The young entrepreneur created the app Perksy, a real-time research platform, which targets Millenialls and Gen-Z users and rewards them for answering surveys.
“We realized that the way that it was currently being done didn’t really make any sense,” Masri told Metro Morning’s David Common Monday.
“Our belief is that if you want to reach a younger audience you have to live where they live, and that’s mobile.”
While studying at Harvard University in a marketing management class, Masri said she discovered how difficult it was for brands to understand their audiences, especially young consumers.
Through the app, users rack up points by answering questions, and those points convert directly to cash and discount coupons to companies like Nike, Sephora, and even Uber.
Although surveys have moved from in-person, to phone, to online, to email, Masri says they best still only gain about a three per cent response rate.
Perksy is “game-ified,” and aims to answer simple questions like why consumers would choose one sweater over another, one brand or another, each catered to the specific user.
“Brands want to hear from younger audiences and those younger audiences do want to give their feedback,” information she said companies want in real-time.
She says the latest study by her company will reveal how millennials (born years 1981-1996) prefer smaller brands over bigger brands, while Generation Z (born 1997 onward) prefer the opposite.
‘It was overwhelming, it was an incredible feeling’
The same day Masri made the list, released November 13, she was chosen to ring the stock market closing bell at Nasdaq Tower in New York’s Time Square.
Now she’s not only one of those people, but the featured nominee for advertising and marketing.
“It was overwhelming, it was an incredible feeling,” she said.
Masri used to own a painting company in Toronto. Now she lives in New York, where she runs her company.
She pegs her success to her dad’s determination.

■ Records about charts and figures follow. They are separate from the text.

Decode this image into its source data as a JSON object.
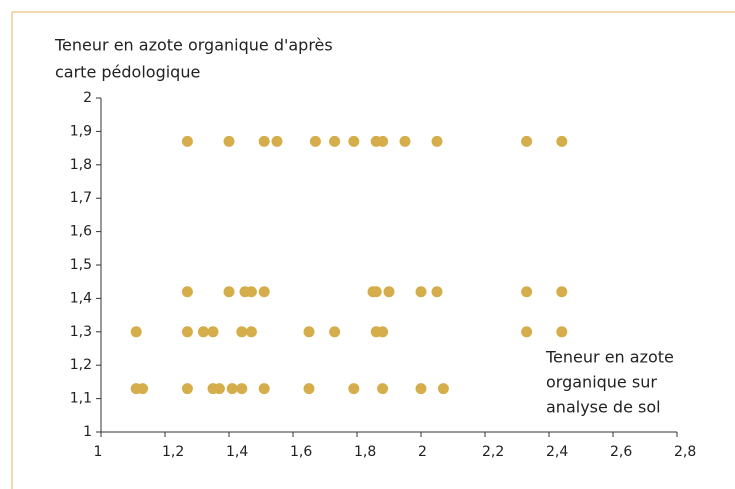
{
  "chart_data": {
    "type": "scatter",
    "ylabel": [
      "Teneur en azote organique d'après",
      "carte pédologique"
    ],
    "xlabel": [
      "Teneur en azote",
      "organique sur",
      "analyse de sol"
    ],
    "color": "#d5ad4b",
    "x": [
      1.27,
      1.4,
      1.51,
      1.55,
      1.67,
      1.73,
      1.79,
      1.86,
      1.88,
      1.95,
      2.05,
      2.33,
      2.44,
      1.27,
      1.4,
      1.45,
      1.47,
      1.51,
      1.85,
      1.86,
      1.9,
      2.0,
      2.05,
      2.33,
      2.44,
      1.11,
      1.27,
      1.32,
      1.35,
      1.44,
      1.47,
      1.65,
      1.73,
      1.86,
      1.88,
      2.33,
      2.44,
      1.11,
      1.13,
      1.27,
      1.35,
      1.37,
      1.41,
      1.44,
      1.51,
      1.65,
      1.79,
      1.88,
      2.0,
      2.07
    ],
    "values": [
      1.87,
      1.87,
      1.87,
      1.87,
      1.87,
      1.87,
      1.87,
      1.87,
      1.87,
      1.87,
      1.87,
      1.87,
      1.87,
      1.42,
      1.42,
      1.42,
      1.42,
      1.42,
      1.42,
      1.42,
      1.42,
      1.42,
      1.42,
      1.42,
      1.42,
      1.3,
      1.3,
      1.3,
      1.3,
      1.3,
      1.3,
      1.3,
      1.3,
      1.3,
      1.3,
      1.3,
      1.3,
      1.13,
      1.13,
      1.13,
      1.13,
      1.13,
      1.13,
      1.13,
      1.13,
      1.13,
      1.13,
      1.13,
      1.13,
      1.13
    ],
    "xlim": [
      1,
      2.8
    ],
    "xticks": [
      1,
      {
        "value": 1.2,
        "label": "1,2"
      },
      {
        "value": 1.4,
        "label": "1,4"
      },
      {
        "value": 1.6,
        "label": "1,6"
      },
      {
        "value": 1.8,
        "label": "1,8"
      },
      2,
      {
        "value": 2.2,
        "label": "2,2"
      },
      {
        "value": 2.4,
        "label": "2,4"
      },
      {
        "value": 2.6,
        "label": "2,6"
      },
      {
        "value": 2.8,
        "label": "2,8"
      }
    ],
    "ylim": [
      1,
      2
    ],
    "yticks": [
      1,
      {
        "value": 1.1,
        "label": "1,1"
      },
      {
        "value": 1.2,
        "label": "1,2"
      },
      {
        "value": 1.3,
        "label": "1,3"
      },
      {
        "value": 1.4,
        "label": "1,4"
      },
      {
        "value": 1.5,
        "label": "1,5"
      },
      {
        "value": 1.6,
        "label": "1,6"
      },
      {
        "value": 1.7,
        "label": "1,7"
      },
      {
        "value": 1.8,
        "label": "1,8"
      },
      {
        "value": 1.9,
        "label": "1,9"
      },
      2
    ]
  }
}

“He set a precedent for me,” she said.
Her father is a Syrian immigrant, and she said he taught her to pursue her passion by any means necessary, which for him meant going through medical school twice.
He completed the program once in Spain, but then had to redo the program when he came to Canada.
At around 10 or 11 years old, Masri said she remembers asking him why being a doctor was worth the long process.
“‘I was born to be a doctor, that’s who I am at my core. I had to follow my passion,'” he told her.
“He made me promise that I would do the same,” she said.